«Субтерраниум» – ученое словцо, пущенное Бальтазаром Фихтеле, двоюродным братом Доротеи. Бальтазар Фихтеле слыл в городе чудаком. Если бы не был родней Хильгерсам, семейству почтенному и зажиточному, плохо бы ему пришлось в Раменсбурге.
Да и что хорошего ожидать от человека, который в шестнадцать лет ушел из дома, бродяжничал, учился (все по слухам) в Хайдельберге год или два, после опять бродяжничал – носило Бальтазара неведомо где. И вот, спустя столько-то лет, возвратился в родной город – без гроша в кармане, без царя в голове и без креста на шее.
Вызвался работать на шахте взрывником. Эгберт по свойству взял его к себе. Шурин доставлял ему немало хлопот. Слишком уж увлечен своим порохом. Во время воскресных семейных обедов Эгберт частенько ворчал: быть Бальтазару с оторванными яйцами, если не уймется. Доротея густо краснела, махала на мужа пухлой рукой.
Долговязый Бальтазар возвышался над толпой – в кого только уродился такой оглоблей? Нос на семерых рос, на лице черные оспины – пороховая отметка. Поглядывал на Вейде, такую смирную в смертных одеждах, кривил рот – жалел.

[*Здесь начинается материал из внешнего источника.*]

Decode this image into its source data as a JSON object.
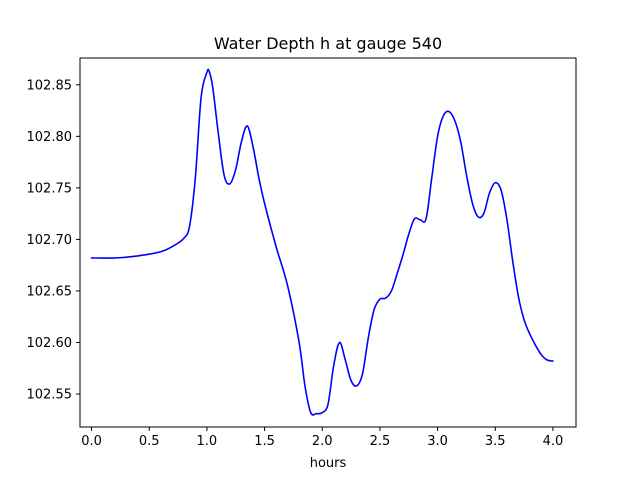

Закончив молитву, отец Якоб отступил в сторону и поджал губы: он свое дело сделал, теперь черед могильщика. Крамер понял – лопату бросил в лужу, нагнулся над покойной.
– Эй, погоди-ка! – всполошилась одна из прихожанок, убаюканная было мерной речью отца Якоба.
Бальтазар поморщился: Лиза, жена трактирщика Готтеспфеннинга, тощая баба – старая, болтливая, суеверная. И от нее всегда несло чесноком и прокорклым салом.
– На-ко, – сказала Лиза, протолкавшись к Крамеру, – положи ей это в рот, а этим прижми подбородок.
Крамер выпрямился, тупо поглядел на женщину. Та настойчиво совала ему тусклую медную монету и круглый камешек, подобранный, видимо, по пути на кладбище.
– Монету в рот ей положи, – назидательно повторила женщина. – Камень подсунь под челюсть. А этим обвяжи губы.
И вынула лоскут – старый, засаленный. Грязную посуду этой тряпкой протирала, что ли.
Крамер замычал, заводил головой. Лиза с вызовом оглядывала собравшихся, показывая, что не собирается отступаться.
– А что, – сказала напористо. – Да я сама, своими ушами слыхала, что иные мертвецы неспокойны в своих могилах. И плачут, и на волю рвутся, живых пугают. Попадаются и такие, что поедают все, что чего только ни дотягиваются. И могильный холст, и собственную плоть, и волосы. И хрюкают, как свиньи.
– Дура, – пробормотал Бальтазар (как считал, тихо).
– А ты не ухмыляйся, – напустилась на него Лиза. – Мог бы и послушать, когда дело говорят! Молод еще губы-то распускать! Люди зря не скажут. Девчонка померла странной смертью, что и говорить. Так что ежели и ожидать хрюканья или еще чего такого, так от нее.
– Может, и правда, – проговорила в толпе еще одна женщина.
Крамер снова замычал, но на него никто не обращал внимания. Несколько человек яростно заспорили между собой: а ну как захрюкает сиротка в могиле?
Лиза продолжала совать Крамеру в руку камень и лоскут.
По щекам мертвого ребенка стекали капли дождя, как будто девочка плакала.
– Прекратите, – проговорил чей-то голос за спинами прихожан. Звучный, молодой.
И все, как по команде, замолчали, повернулись в ту сторону, откуда доносился голос. А там стоял широкоплечий рослый человек в монашеском плаще. У него было простое крестьянское лицо, лоб и правую щеку наискось пересекал шрам от удара мечом.
Человек подошел поближе к разрытой могиле и оставил на влажной земле следы босых ног.
Светлые волосы, широко расставленные ясные глаза. Если бы не шрам, молодого человека можно было бы назвать красивым.
Все смотрели на него – кто со страхом, а кто и с ненавистью.
Ремедий Гааз, инквизитор.
Ремедий оттолкнул Лизу, склонился над мертвой и сам бережно завернул ее в саван, точно младенца запеленал.